Mit dem kämpferischen Atheisten Dawkins haben dagegen sogar viele Atheisten so ihre Probleme. Erlebt man ihn live und in Person, dann kommt er intelligent, scharfzüngig und witzig rüber. In gedruckter Form wirkt das alles oft grimmig und rechthaberisch. Warum immer so viel Schaum vor dem Mund, möchte man ihn mitunter fragen. Vor allem in seinem Bestseller Der Gotteswahn ist das spürbar (allerdings vor allem in der deutschen Übersetzung, die deutlich weniger Witz hat als das Original).

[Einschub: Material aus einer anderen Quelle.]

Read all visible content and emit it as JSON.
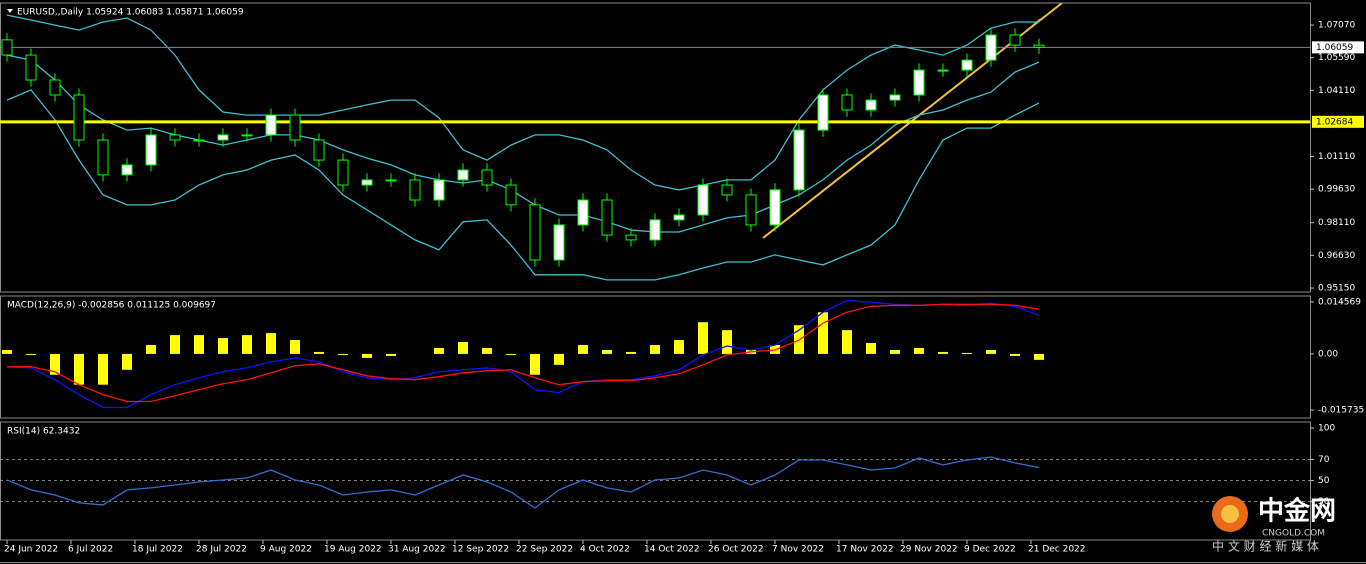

Als Markus Becker und ich vor rund einem Jahr Gelegenheit hatten, ihn an einem verschwiegenen Örtchen zu treffen und ausgiebig zu befragen, lernten wir jemanden kennen, der zu gleichen Teilen Wissenschaftler und Missionar in gottloser Mission zu sein schien. Ich fragte ihn damals, ob er keine Angst habe, dass das öffentliche Image des mitunter sehr bissigen Atheisten Dawkins irgendwann die Erinnerung an seine wissenschaftlichen Meriten überdecken könnte. Ich glaube, das war die einzige Frage, die ihn kurz geschockt hat. In der Schriftform des Interview klang das so:
„Mr. Dawkins, wenn Sie 60 Jahre nach vorn denken, an wen sollten sich die Menschen erinnern: An den Wissenschaftler, der mit dem Konzept des „egoistischen Gens“ zur Evolutionslehre beigetragen hat, oder an den vehementen Religionskritiker?“
Er zögerte kurz und antwortete dann: „Am liebsten an beide, ich sehe sie nicht getrennt voneinander. Aber es täte mir sehr leid, wenn mein Angriff auf die Religion das überschatten würde, was ich zur Wissenschaft beigetragen habe. Das wäre wirklich sehr bedauerlich. Aber ich sehe keinen Gegensatz zwischen diesen beiden Dingen, sie gehören zusammen.“
The Magic of Reality ist ein äußerst oppulentes, auf jeder einzelnen Seite wundervoll illustriertes Buch. Und es ist eines, in der natürlich – siehe oben – Wissenschaft und Religionskritik wieder einmal zusammen kommen. Doch diesmal passiert das in lockerer, entspannter, gänzlich ungrimmiger Form.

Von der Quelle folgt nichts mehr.